Transformation of normal cells into malignant cells is a multistep process requiring the accumulation of a number of genetic alterations influencing key regulatory processes. In this regard, many types of cancers are diagnosed in the human population with an age-dependent incidence that implicates several events that take the cell from premalignant states into invasive cancers [1
]. Dysregulations may occur in a multitude of pathways and be evidenced through protein mutation, misexpression, or misproccessing, leading to altered functions that confer a pathogenic cell phenotype. While at the cellular level these dysregulations are advantageous in cancer, and may lead to increased survival, at the molecular level, these changes take place at a cost to local energetic stability. To regain a pseudo-stable state, cells co-opt chaperones, for example, Hsp90, to bind aberrant proteins involved in the dysregulated processes with high-affinity and maintain them in a functional conformation [2
]. These interactions buffer the local molecular instability and allow for the accumulation of aberrant proteins that ultimately leads to the blossoming of disease. Thus, following dysregulation in the abundance, stability or activity of a given protein, cell survival can become critically dependent on the association of client proteins of non-native stability with Hsp90.

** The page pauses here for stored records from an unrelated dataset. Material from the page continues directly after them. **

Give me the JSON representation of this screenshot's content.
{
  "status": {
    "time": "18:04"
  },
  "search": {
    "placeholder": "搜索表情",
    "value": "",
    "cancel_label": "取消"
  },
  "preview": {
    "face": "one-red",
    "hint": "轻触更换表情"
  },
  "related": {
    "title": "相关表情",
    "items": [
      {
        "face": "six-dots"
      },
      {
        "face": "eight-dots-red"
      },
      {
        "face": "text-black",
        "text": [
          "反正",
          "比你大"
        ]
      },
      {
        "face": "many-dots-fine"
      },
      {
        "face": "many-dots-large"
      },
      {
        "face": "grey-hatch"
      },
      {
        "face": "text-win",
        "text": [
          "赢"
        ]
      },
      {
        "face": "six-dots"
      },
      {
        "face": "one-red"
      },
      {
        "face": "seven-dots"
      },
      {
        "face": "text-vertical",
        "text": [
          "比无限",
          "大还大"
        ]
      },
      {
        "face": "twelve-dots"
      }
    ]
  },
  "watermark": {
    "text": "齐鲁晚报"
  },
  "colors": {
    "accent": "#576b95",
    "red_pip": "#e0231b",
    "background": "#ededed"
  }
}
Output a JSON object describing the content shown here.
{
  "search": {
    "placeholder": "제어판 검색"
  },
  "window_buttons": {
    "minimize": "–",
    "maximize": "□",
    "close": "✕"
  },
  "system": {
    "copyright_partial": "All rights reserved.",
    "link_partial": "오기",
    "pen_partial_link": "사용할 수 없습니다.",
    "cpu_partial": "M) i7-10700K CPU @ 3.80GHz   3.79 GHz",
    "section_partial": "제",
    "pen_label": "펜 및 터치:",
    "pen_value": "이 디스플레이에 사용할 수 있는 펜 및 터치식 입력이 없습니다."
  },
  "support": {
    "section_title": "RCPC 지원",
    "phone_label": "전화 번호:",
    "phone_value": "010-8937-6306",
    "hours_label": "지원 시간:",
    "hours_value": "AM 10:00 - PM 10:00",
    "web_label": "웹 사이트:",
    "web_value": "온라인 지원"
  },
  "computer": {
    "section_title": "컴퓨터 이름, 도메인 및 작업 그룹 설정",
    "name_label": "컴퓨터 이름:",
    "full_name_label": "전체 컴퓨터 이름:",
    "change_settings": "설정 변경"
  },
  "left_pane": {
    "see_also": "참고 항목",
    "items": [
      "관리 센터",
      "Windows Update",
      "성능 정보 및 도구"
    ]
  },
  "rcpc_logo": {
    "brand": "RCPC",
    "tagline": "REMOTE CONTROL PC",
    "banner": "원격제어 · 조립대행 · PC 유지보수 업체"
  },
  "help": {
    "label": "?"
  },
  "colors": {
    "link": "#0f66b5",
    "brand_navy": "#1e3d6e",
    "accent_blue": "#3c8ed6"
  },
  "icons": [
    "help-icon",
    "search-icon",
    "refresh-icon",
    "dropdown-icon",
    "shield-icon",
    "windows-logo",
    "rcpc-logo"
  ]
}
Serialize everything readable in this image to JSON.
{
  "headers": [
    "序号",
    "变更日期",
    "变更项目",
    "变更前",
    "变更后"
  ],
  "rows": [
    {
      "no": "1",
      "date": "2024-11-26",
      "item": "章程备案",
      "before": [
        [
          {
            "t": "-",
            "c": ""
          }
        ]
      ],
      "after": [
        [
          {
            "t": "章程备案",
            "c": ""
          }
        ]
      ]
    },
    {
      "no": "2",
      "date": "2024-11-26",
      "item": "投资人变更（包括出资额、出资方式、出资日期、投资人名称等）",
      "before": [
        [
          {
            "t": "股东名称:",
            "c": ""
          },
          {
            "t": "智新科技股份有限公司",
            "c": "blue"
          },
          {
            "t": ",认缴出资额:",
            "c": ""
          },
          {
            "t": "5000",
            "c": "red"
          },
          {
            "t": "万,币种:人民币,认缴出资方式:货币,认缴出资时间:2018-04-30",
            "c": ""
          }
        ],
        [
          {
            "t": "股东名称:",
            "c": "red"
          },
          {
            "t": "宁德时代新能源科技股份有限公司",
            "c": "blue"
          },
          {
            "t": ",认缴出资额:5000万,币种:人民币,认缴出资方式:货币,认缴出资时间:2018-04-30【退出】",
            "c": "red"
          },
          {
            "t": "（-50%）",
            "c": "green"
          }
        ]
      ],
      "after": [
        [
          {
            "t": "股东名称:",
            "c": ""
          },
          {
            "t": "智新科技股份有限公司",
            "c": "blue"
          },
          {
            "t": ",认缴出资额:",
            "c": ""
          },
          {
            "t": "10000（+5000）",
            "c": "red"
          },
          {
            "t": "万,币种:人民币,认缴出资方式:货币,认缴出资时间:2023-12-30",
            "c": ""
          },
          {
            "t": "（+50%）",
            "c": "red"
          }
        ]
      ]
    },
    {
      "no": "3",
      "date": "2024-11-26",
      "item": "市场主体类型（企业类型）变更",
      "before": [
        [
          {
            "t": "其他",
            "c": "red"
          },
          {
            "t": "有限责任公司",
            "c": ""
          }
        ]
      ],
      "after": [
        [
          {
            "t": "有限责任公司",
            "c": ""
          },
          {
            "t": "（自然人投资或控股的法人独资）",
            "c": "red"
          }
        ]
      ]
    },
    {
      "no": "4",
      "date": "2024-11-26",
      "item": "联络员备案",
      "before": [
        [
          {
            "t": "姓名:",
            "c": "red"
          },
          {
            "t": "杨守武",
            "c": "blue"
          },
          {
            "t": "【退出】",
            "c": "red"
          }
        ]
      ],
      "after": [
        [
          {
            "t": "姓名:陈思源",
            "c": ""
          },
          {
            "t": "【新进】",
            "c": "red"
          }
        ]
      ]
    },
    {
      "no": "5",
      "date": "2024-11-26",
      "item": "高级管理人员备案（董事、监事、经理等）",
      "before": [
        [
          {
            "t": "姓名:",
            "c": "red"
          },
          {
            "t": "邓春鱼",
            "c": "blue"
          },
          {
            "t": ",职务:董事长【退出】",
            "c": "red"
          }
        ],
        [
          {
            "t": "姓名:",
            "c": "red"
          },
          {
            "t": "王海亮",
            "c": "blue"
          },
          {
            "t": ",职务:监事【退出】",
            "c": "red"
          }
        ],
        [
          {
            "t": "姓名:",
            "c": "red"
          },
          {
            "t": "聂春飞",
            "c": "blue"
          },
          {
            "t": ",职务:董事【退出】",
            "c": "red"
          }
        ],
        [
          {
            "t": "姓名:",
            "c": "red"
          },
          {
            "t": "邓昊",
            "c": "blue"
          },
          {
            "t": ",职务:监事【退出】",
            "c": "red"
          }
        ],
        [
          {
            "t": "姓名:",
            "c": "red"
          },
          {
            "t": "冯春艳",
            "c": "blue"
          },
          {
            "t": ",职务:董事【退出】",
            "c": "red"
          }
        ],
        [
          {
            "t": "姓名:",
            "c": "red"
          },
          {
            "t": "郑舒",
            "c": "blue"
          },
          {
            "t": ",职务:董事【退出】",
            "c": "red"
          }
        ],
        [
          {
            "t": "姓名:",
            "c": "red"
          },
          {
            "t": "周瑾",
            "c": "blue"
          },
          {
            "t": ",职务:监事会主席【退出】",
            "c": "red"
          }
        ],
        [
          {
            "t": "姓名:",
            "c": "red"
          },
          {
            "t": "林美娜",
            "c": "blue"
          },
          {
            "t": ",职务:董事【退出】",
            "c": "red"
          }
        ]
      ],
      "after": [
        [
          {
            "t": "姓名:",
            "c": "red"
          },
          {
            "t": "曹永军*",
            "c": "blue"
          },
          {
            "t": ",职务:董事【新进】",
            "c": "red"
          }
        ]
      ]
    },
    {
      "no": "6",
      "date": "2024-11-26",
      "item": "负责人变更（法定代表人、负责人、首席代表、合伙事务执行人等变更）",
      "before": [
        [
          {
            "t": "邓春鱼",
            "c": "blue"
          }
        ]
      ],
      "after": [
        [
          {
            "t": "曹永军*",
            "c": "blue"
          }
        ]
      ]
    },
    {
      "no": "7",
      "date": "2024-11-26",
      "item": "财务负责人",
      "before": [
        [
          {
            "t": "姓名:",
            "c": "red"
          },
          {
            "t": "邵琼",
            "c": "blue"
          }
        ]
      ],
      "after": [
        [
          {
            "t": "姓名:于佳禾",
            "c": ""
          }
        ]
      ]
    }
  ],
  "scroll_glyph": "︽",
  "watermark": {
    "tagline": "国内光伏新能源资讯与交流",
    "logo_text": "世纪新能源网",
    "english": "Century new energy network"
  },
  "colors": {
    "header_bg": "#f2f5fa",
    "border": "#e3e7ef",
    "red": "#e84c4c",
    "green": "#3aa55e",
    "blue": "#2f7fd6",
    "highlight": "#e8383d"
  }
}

In cancer, Hsp90 and associated co-chaperones were found to assist in the correct conformational folding of transformation-specific 'client proteins' without significantly binding to, or influencing the folding of, 'normal' protein counterparts; many of these client proteins are signal-transduction regulators of cell growth, differentiation, the DNA damage response, and cell survival [2
]. Small molecule inhibitors of Hsp90 disturb its association with aberrant proteins and stimulate their degradation, a process initiated by recruitment of E3-ligases and mediated by the proteasome [2
Historically, v-Src kinase was the first oncoprotein shown to display unusually stable interactions with Hsp90 and associated chaperones [8
]. In contrast, non-oncogenic c-Src requires only limited assistance from the Hsp90 machinery for its maturation and cellular function. Similarly, stable expression of the mutant, but not wild-type, p53 conformation required tight association of the p53 protein with Hsp90 [9
]. In the chronic myelogenous leukemia cell line K562, transformation is driven by the aberrant fusion of the genes bcr
, leading to the production of a constitutively active kinase, Bcr-Abl. Hsp90, which is minimally required for the stabilization of Abl itself, becomes closely associated with Bcr-Abl and maintains the kinase's functionality in this dysregulated state [10
]. Nucleophosmin-anaplastic lymphoma kinase, found in lymphomas, is another recognized tumor-specific client of Hsp90 [12
], as is mutated Flt3, a kinase involved in driving transformation in acute myeloid leukemias [13
]. Steroid-hormone receptors in breast and prostate cancers have an important role in the malignant behavior of these tumors. They too are examples of tumor-specific clients where oncogenic activity can be disrupted by Hsp90 inhibitors [14
]. Epidermal growth factor receptor harboring kinase-activating mutations that are involved in the transformation of non-small cell lung cancers also associates with Hsp90. An inhibitor of Hsp90 triggers the rapid degradation of these kinases without affecting wild-type epidermal growth factor receptor [16
]. Zeta-chain-associated protein kinase 70 (ZAP-70), expressed in patients with aggressive chronic lymphocytic leukemia (CLL) and required for cell survival and signaling in CLL, behaves as an Hsp90 client protein only in CLL cells [17
]. Examples may be extended to numerous additional transformed cell types but, in sum, multiple proteins involved in cell-specific oncogenic processes have been shown to be tightly regulated by the binding of Hsp90 and undergo selective degradation following treatment with an Hsp90 inhibitor. In this sense, at the phenotypic level, Hsp90 seems to serve as a biochemical buffer for the numerous cancer-specific lesions that are characteristic of diverse tumors.
In an effort to refine the many characteristics that are required for the development of the fully malignant phenotype, Hanahan and Weinberg proposed six essential phenotypic traits, referred to as the 'six hallmarks' of a cancer cell [1
]. Common to these hallmark traits is Hsp90, a protein that has the capacity to regulate key elements of each of these processes, suggesting that the chaperone is an indispensable controller of multiple proteins regulating these cancer hallmarks [1
In summary, malignant cells co-opt Hsp90 to maintain their viability under the pressure of aberrant proteins and, therefore, allow malignant transformation and the facilitation of disease progression. Hsp90 inhibition therefore offers the potential of accomplishing what most targeted anticancer therapies do not: the simultaneous disruption of multiple signaling events critical to all recognized cancer hallmarks. In consequence, the unique biological role of Hsp90 in cancer cells has suggested that its inhibition could be an answer to the challenge imposed on therapy by the heterogeneity and adaptability of cancer cells, and represent a singular therapeutic modality against a large array of tumors.